La prévention des troubles psychiatriques relève initialement des soins maternels.

Quand la relation entre le bébé et la mère est satisfaisante, il peut utiliser d’une façon symbolique les objets qui se présentent à lui.

 

« La capacité d’être seul »

L’un des signes les plus importants de la maturité du développement affectif est cette aptitude à être seul dans un sens positif.

L’expérience fondamentale et paradoxale c’est d’être seul en tant que nourrisson et petit enfant en présence de la mère ; c’est que Winnicott appelle la « relation au moi ».

L’immaturité du moi est compensée par le support du moi  fiable offert par la mère. Puis progressivement l’individu intériorise cette mère-support du moi qui sert à l’édification de sa personnalité et sa capacité d’être vraiment seul.

 

« Distorsion du moi en fonction du vrai et du faux self »

Winnicott en travaillant avec certains patients remarque que ce qui se passe dans le transfert dans des phases de  dépendance ou de régression importante est une expression de la relation mère-nourrisson. Cela permet de dévoiler leurs attentes et leurs besoins.

Le vrai self peut se développer lorsque la mère est suffisamment bonne, c’est-à-dire celle qui répond d’une façon répétée aux gestes et besoins du nourrisson, à l’omnipotence du nourrisson.

Par l’intermédiaire de la force qu donne au moi faible du nourrisson l’accomplissement de ses expressions d’omnipotence, un vrai self commence à prendre vie.

Dans le faux-self, la mère n’est pas suffisamment bonne, c’est-à-dire qu’elle est incapable de rendre effective l’omnipotence du nourrisson.

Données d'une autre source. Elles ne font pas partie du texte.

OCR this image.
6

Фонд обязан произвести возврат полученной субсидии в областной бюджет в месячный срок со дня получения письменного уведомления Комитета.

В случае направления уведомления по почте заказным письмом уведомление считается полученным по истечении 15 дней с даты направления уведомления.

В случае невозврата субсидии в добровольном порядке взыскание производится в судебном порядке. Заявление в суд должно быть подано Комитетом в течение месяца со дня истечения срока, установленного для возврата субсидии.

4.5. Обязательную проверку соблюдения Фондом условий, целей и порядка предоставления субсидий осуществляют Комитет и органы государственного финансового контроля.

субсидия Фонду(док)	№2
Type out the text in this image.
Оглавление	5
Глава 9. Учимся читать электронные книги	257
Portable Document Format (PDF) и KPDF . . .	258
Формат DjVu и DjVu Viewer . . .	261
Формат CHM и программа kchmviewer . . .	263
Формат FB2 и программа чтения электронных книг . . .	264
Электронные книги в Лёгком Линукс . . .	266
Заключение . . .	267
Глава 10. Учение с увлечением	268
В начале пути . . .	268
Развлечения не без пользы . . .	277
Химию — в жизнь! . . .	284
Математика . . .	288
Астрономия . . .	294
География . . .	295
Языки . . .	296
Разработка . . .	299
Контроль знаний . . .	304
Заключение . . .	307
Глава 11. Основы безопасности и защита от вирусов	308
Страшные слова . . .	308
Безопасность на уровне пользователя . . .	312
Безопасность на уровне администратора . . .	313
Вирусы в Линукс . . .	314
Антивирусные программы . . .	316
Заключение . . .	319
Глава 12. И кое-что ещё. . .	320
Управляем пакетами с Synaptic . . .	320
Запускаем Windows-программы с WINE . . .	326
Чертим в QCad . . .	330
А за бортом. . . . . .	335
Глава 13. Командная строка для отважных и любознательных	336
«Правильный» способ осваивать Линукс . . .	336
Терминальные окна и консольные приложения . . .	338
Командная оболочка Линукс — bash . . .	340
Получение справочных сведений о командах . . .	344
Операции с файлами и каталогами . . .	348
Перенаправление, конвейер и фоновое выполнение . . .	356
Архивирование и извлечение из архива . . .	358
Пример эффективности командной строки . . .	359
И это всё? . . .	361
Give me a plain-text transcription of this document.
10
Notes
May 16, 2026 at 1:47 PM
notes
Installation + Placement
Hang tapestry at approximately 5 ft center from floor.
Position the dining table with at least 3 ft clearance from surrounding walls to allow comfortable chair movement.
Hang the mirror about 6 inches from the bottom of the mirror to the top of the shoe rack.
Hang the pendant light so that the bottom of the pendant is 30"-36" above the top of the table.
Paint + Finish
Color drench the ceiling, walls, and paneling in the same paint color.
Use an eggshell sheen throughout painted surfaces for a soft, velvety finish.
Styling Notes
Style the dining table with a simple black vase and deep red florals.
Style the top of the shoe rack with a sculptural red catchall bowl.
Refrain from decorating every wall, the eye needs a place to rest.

Elle est inapte à ressentir ses besoins. Elle ne sait pas répondre à ses demandes et y substitue sa propre réponse, ce qui aboutit à la soumission du nourrisson. Il vit d’une façon fausse. La révolte contre le fait d’être forcé d’exister d’une façon fausse peut entraîner des troubles physiques.

Le faux self a une fonction positive très importante : dissimuler le vrai self, ce qu’il fait en se soumettant aux exigences de l’environnement.

Dans l’application clinique, Winnicott insiste sur l’importance de reconnaître une personnalité correspondant à un faux self car si le travail se fait à partir de ce faux self l’analyse peut se prolonger indéfiniment.

 

J’ai été très heureux de lire ces concepts fondamentaux directement expliqués et  présentés par son auteur d’une façon claire et abordable.